CERC can revise tariff for utilities selling power to states2 min read . Updated: 27 Aug 2012, 09:59 PM IST
CERC can revise tariff for utilities selling power to states
Ahmedabad: Tariff of utilities that sell electricity to more than one state can be regulated by India’s power sector regulator, attorney general G.E. Vahanvati has said.
Vahanvati was responding to the Forum of Regulators, a statutory body of central and state electricity watchdogs, which had sought legal opinion on tariffs.
Adani Power Ltd had approached the Central Electricity Regulatory Commission (CERC) last month to consider a rise in its power tariff after customers declined to pay higher rates for power generated from its imported coal-based power plant in Mundra, Gujarat.
The next hearing on the matter is slated for Tuesday.
The forum had sought legal opinion on a few tariff-related issues, including the appropriate regulator to settle issues for companies that have signed power purchase pacts with multiple states.
The legal opinion was sought by the forum, said Pramod Deo, chairman of CERC. Deo is also the chairman of the forum.
Adani Power has entered into two power purchase agreements (PPAs) of 1,000 megawatts (MW) each with the Gujarat government at ₹ 2.35 per unit and ₹ 2.89 per unit, respectively.

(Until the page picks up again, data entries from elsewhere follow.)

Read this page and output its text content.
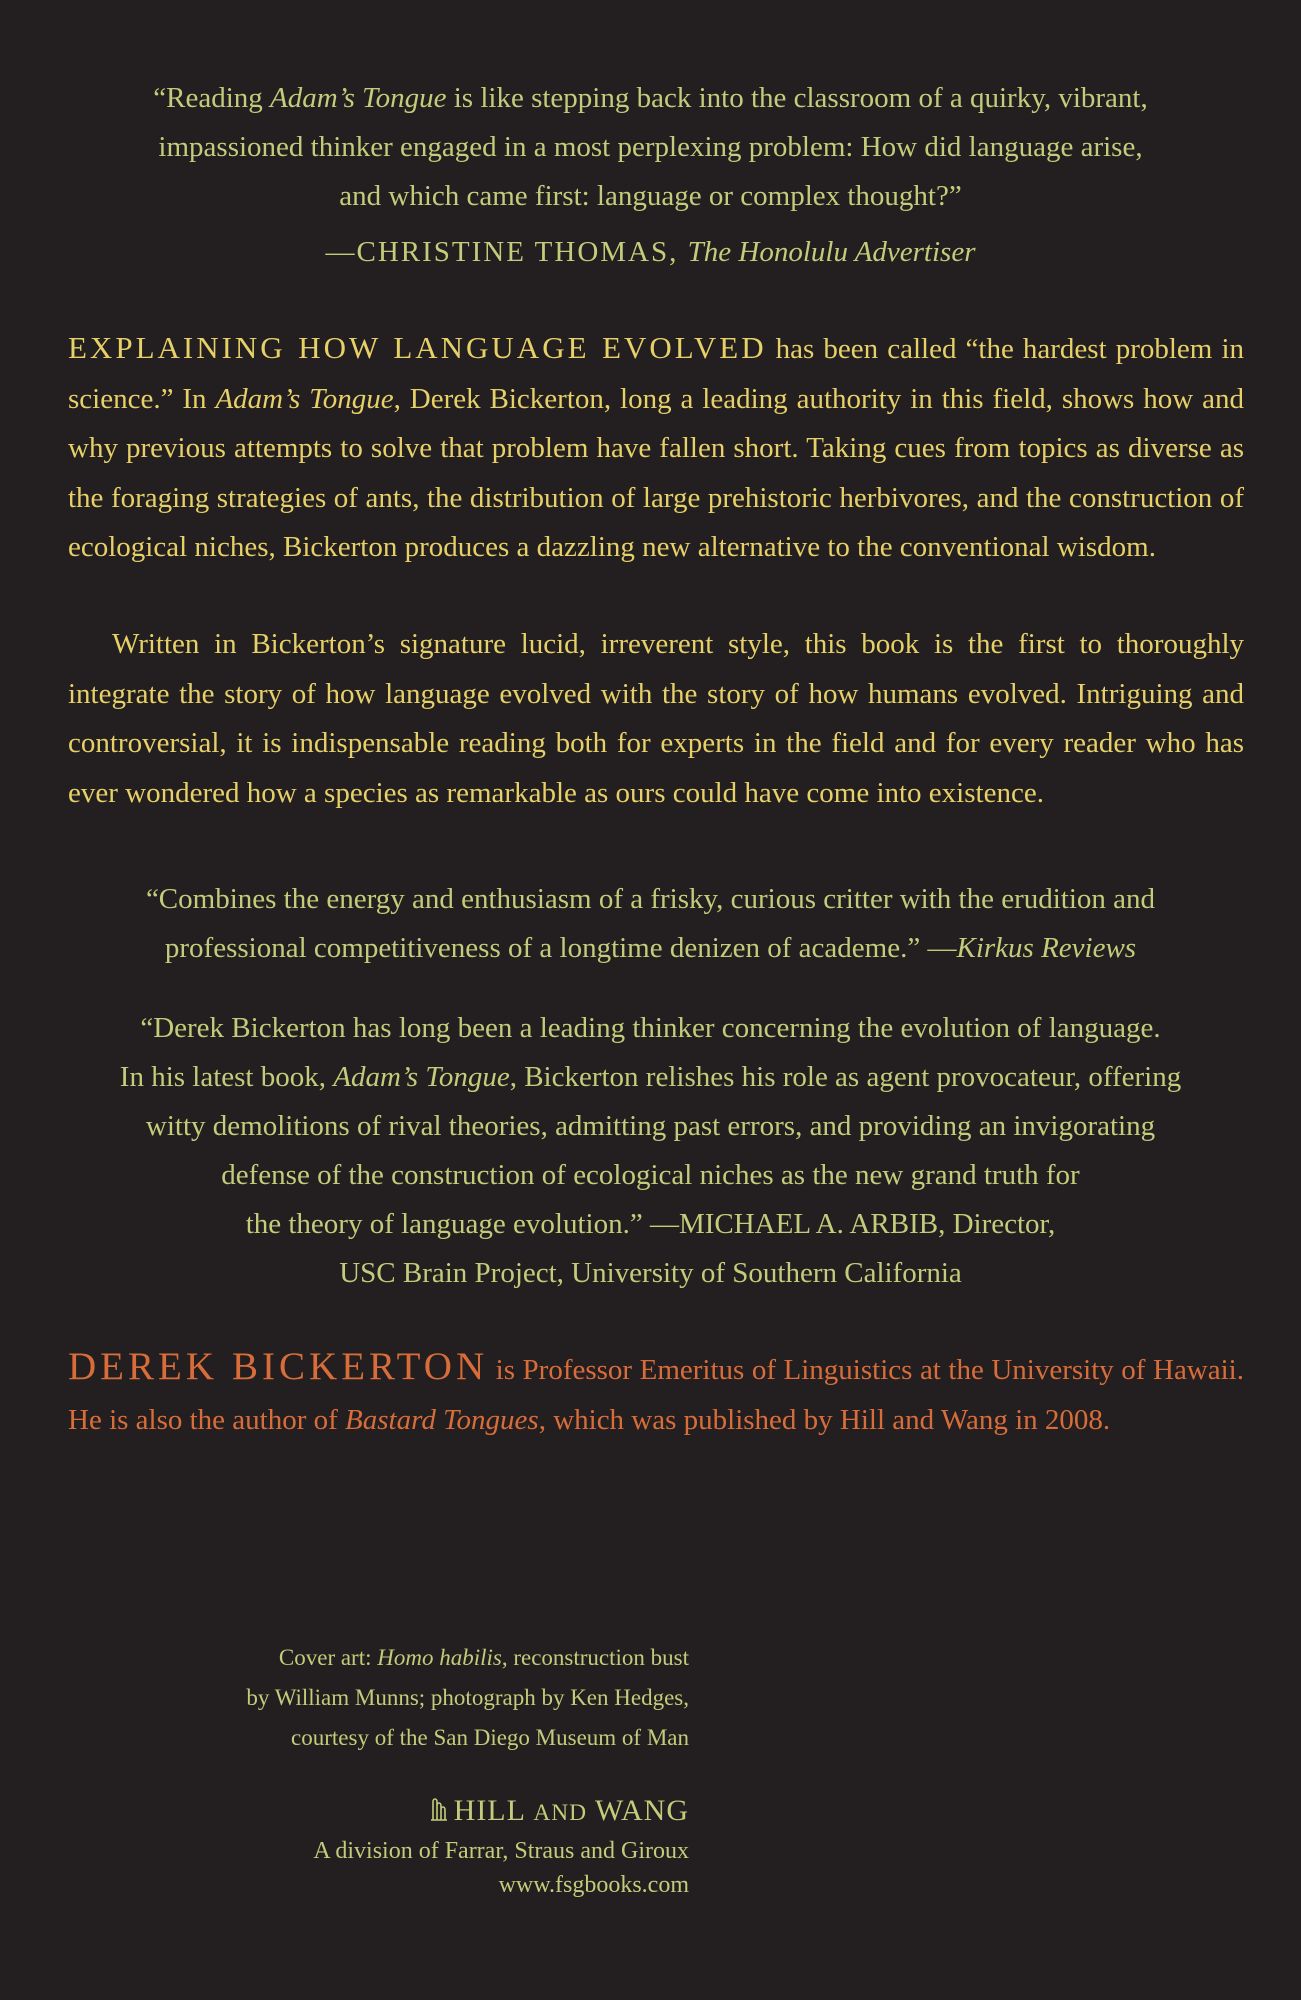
“Reading Adam’s Tongue is like stepping back into the classroom of a quirky, vibrant,
impassioned thinker engaged in a most perplexing problem: How did language arise,
and which came first: language or complex thought?”
—CHRISTINE THOMAS, The Honolulu Advertiser

EXPLAINING HOW LANGUAGE EVOLVED has been called “the hardest problem in science.” In Adam’s Tongue, Derek Bickerton, long a leading authority in this field, shows how and why previous attempts to solve that problem have fallen short. Taking cues from topics as diverse as the foraging strategies of ants, the distribution of large prehistoric herbivores, and the construction of ecological niches, Bickerton produces a dazzling new alternative to the conventional wisdom.

Written in Bickerton’s signature lucid, irreverent style, this book is the first to thoroughly integrate the story of how language evolved with the story of how humans evolved. Intriguing and controversial, it is indispensable reading both for experts in the field and for every reader who has ever wondered how a species as remarkable as ours could have come into existence.

“Combines the energy and enthusiasm of a frisky, curious critter with the erudition and
professional competitiveness of a longtime denizen of academe.” —Kirkus Reviews
“Derek Bickerton has long been a leading thinker concerning the evolution of language.
In his latest book, Adam’s Tongue, Bickerton relishes his role as agent provocateur, offering
witty demolitions of rival theories, admitting past errors, and providing an invigorating
defense of the construction of ecological niches as the new grand truth for
the theory of language evolution.” —MICHAEL A. ARBIB, Director,
USC Brain Project, University of Southern California

DEREK BICKERTON is Professor Emeritus of Linguistics at the University of Hawaii. He is also the author of Bastard Tongues, which was published by Hill and Wang in 2008.

Cover art: Homo habilis, reconstruction bust
by William Munns; photograph by Ken Hedges,
courtesy of the San Diego Museum of Man
HILL AND WANG
A division of Farrar, Straus and Giroux
www.fsgbooks.com
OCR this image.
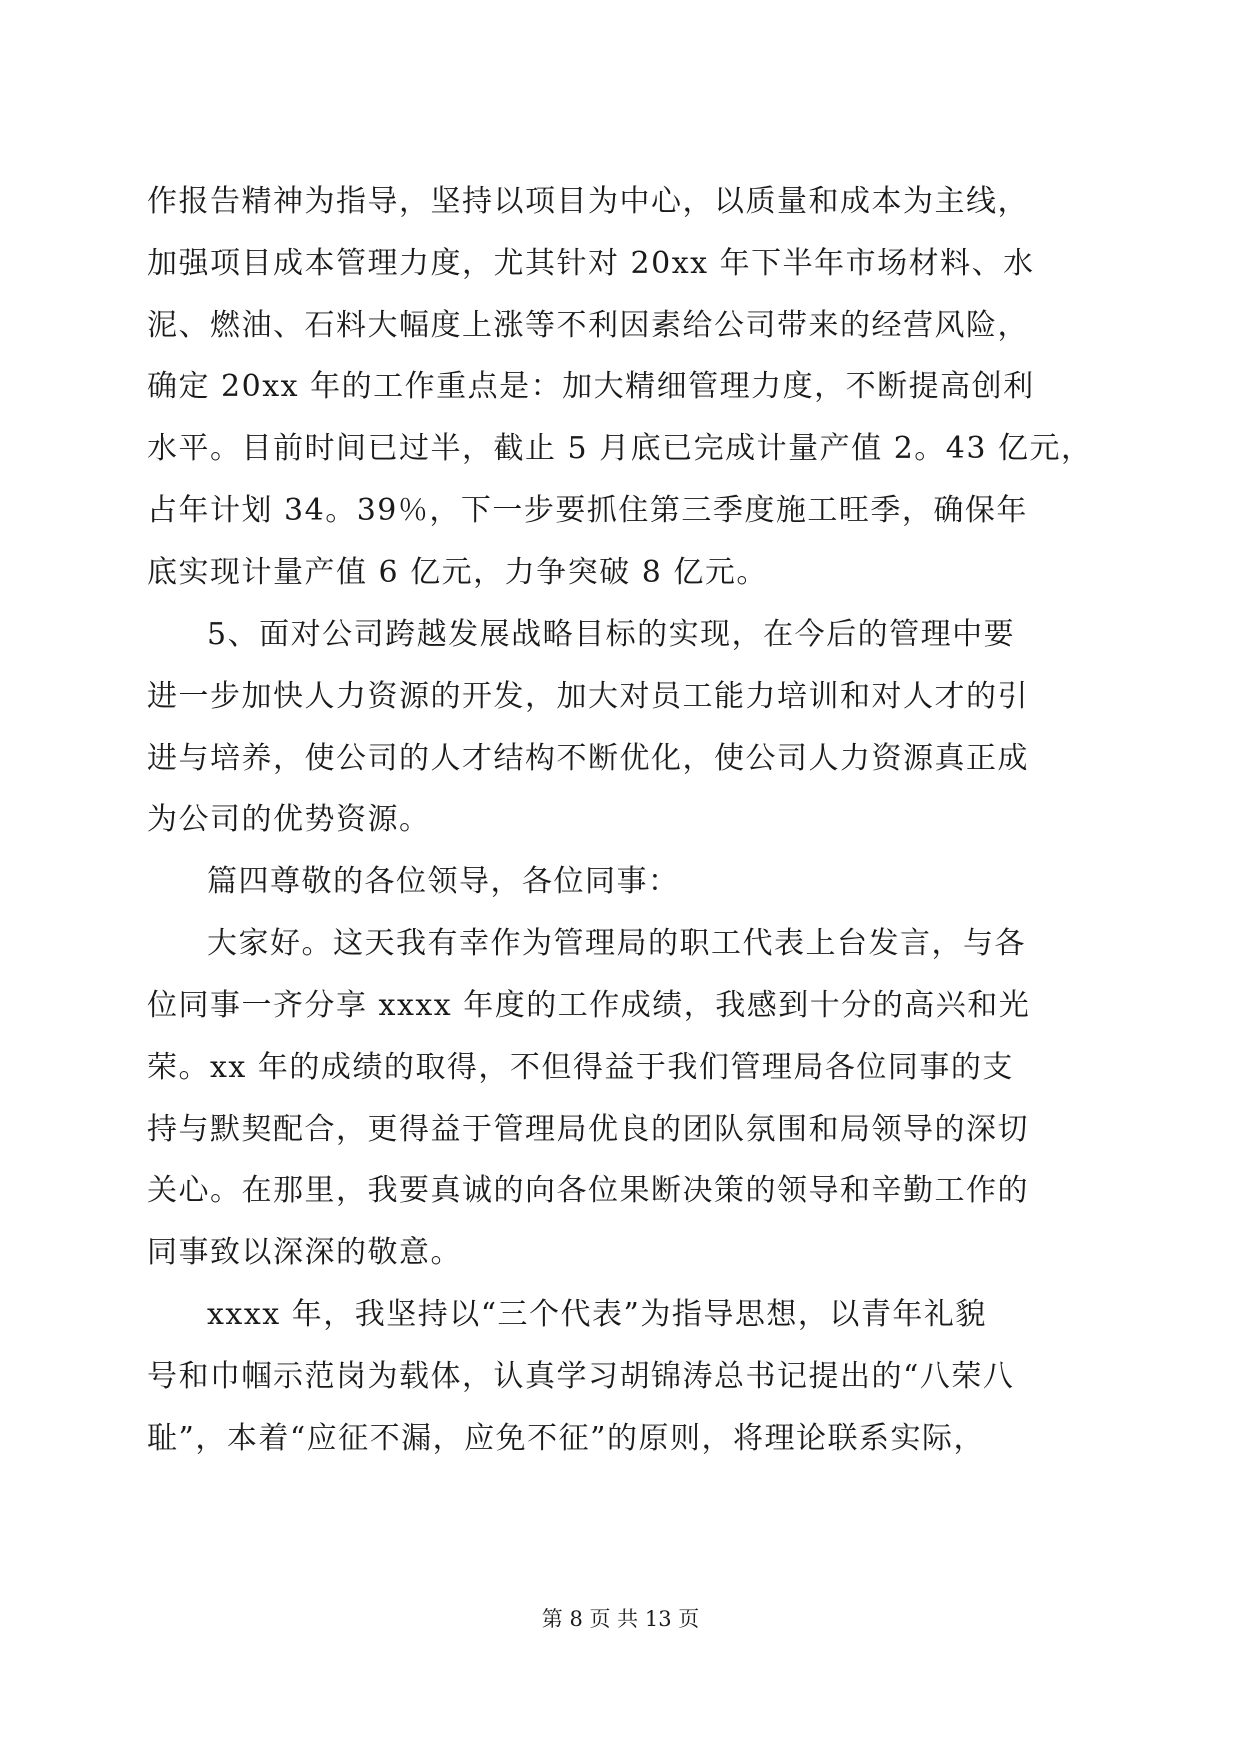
作报告精神为指导，坚持以项目为中心，以质量和成本为主线，
加强项目成本管理力度，尤其针对 20xx 年下半年市场材料、水
泥、燃油、石料大幅度上涨等不利因素给公司带来的经营风险，
确定 20xx 年的工作重点是：加大精细管理力度，不断提高创利
水平。目前时间已过半，截止 5 月底已完成计量产值 2。43 亿元，
占年计划 34。39％，下一步要抓住第三季度施工旺季，确保年
底实现计量产值 6 亿元，力争突破 8 亿元。
5、面对公司跨越发展战略目标的实现，在今后的管理中要
进一步加快人力资源的开发，加大对员工能力培训和对人才的引
进与培养，使公司的人才结构不断优化，使公司人力资源真正成
为公司的优势资源。
篇四尊敬的各位领导，各位同事：
大家好。这天我有幸作为管理局的职工代表上台发言，与各
位同事一齐分享 xxxx 年度的工作成绩，我感到十分的高兴和光
荣。xx 年的成绩的取得，不但得益于我们管理局各位同事的支
持与默契配合，更得益于管理局优良的团队氛围和局领导的深切
关心。在那里，我要真诚的向各位果断决策的领导和辛勤工作的
同事致以深深的敬意。
xxxx 年，我坚持以“三个代表”为指导思想，以青年礼貌
号和巾帼示范岗为载体，认真学习胡锦涛总书记提出的“八荣八
耻”，本着“应征不漏，应免不征”的原则，将理论联系实际，
第 8 页 共 13 页
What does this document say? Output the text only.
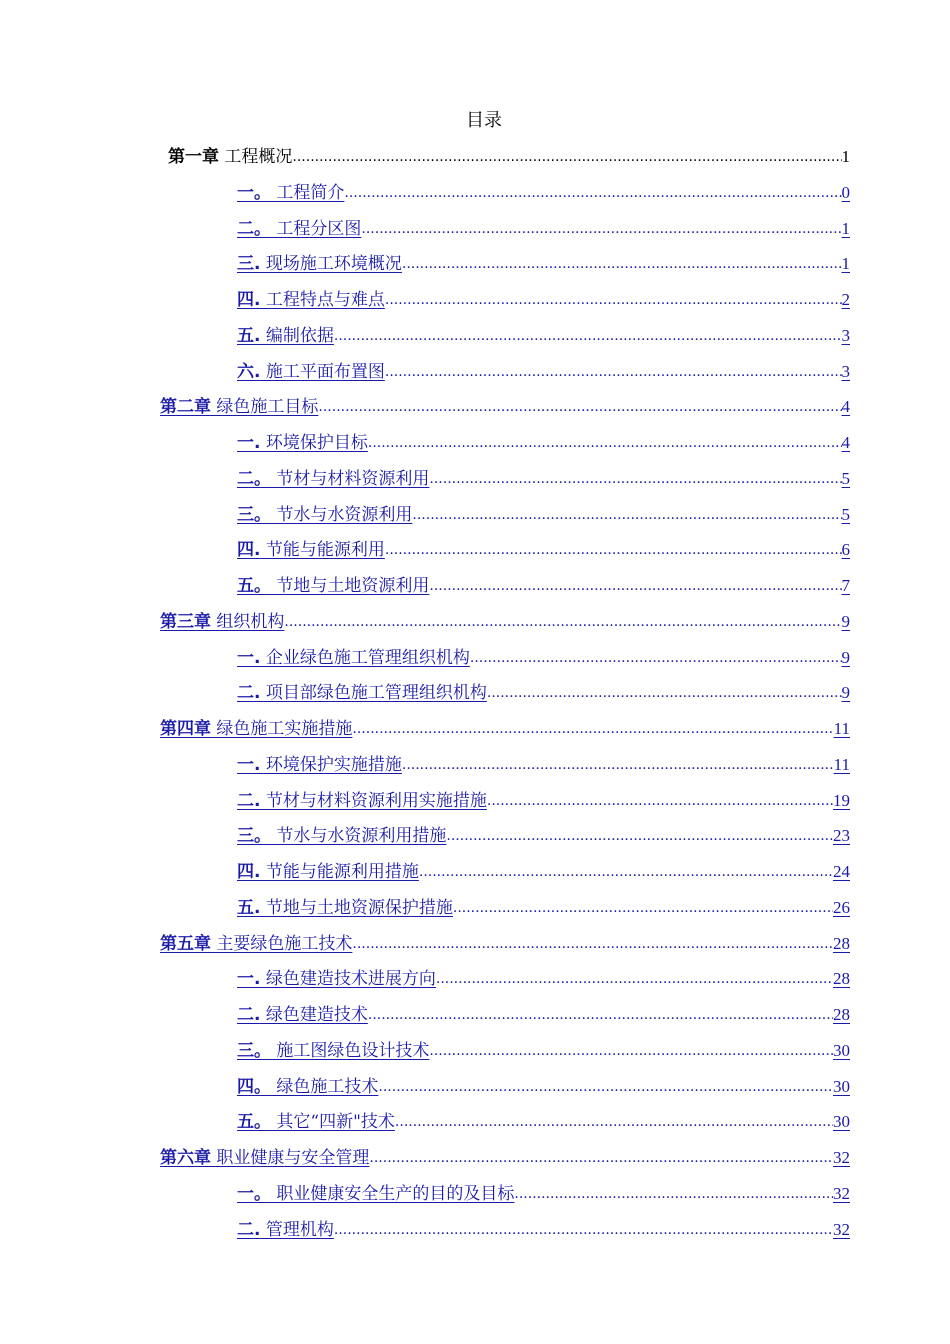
目录
第一章 工程概况 .....	1
一。 工程简介 .....	0
二。 工程分区图 .....	1
三. 现场施工环境概况 .....	1
四. 工程特点与难点 .....	2
五. 编制依据 .....	3
六. 施工平面布置图 .....	3
第二章 绿色施工目标 .....	4
一. 环境保护目标 .....	4
二。 节材与材料资源利用 .....	5
三。 节水与水资源利用 .....	5
四. 节能与能源利用 .....	6
五。 节地与土地资源利用 .....	7
第三章 组织机构 .....	9
一. 企业绿色施工管理组织机构 .....	9
二. 项目部绿色施工管理组织机构 .....	9
第四章 绿色施工实施措施 .....	11
一. 环境保护实施措施 .....	11
二. 节材与材料资源利用实施措施 .....	19
三。 节水与水资源利用措施 .....	23
四. 节能与能源利用措施 .....	24
五. 节地与土地资源保护措施 .....	26
第五章 主要绿色施工技术 .....	28
一. 绿色建造技术进展方向 .....	28
二. 绿色建造技术 .....	28
三。 施工图绿色设计技术 .....	30
四。 绿色施工技术 .....	30
五。 其它“四新"技术 .....	30
第六章 职业健康与安全管理 .....	32
一。 职业健康安全生产的目的及目标 .....	32
二. 管理机构 .....	32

It entered into a similar accord with the Haryana government at ₹ 2.94 per unit.
An Adani Power official said the legal opinion has reconfirmed their faith in the system.
Adani Power, in its petition, had said the state electricity regulatory commissions of Haryana and Gujarat would not have jurisdiction to revise the tariff to make it uniformly applicable to both the states and hence it had approached CERC. Adani also said that the generation cost of power using imported coal has increased to ₹ 3.30 per unit, while it earns about ₹ 2.35 per unit.
It wrote to Gujarat Urja Vikas Nigam Ltd (GUVNL), a state-run power generation, distribution and transmission company, in 2011 on this. The state utility in September 2011 stated that it was impossible for it to revisit the tariff.
Adani Power has announced a consolidated loss of 809.81 crore in the three months ended 30 June. In contrast, it had posted a net profit of 181.45 crore in the year-ago period, reflecting the crisis in the power sector. It attributed the loss mainly to the high price of imported coal.
“PPAs should be revised or the government should formulate a mechanism to lower the cost impact of imported coal," investment bank Goldman Sachs said in a 16 July report.
Earlier, Adani Power had sought termination of the PPA with GUVNL. The matter was heard before the Gujarat Electricity Regulatory Commission in 2010. The state electricity regulator ruled against Adani. The matter is now in the Supreme Court.
“Adani Power has not approached GERC for revision of tariff," said a government official who declined to be identified.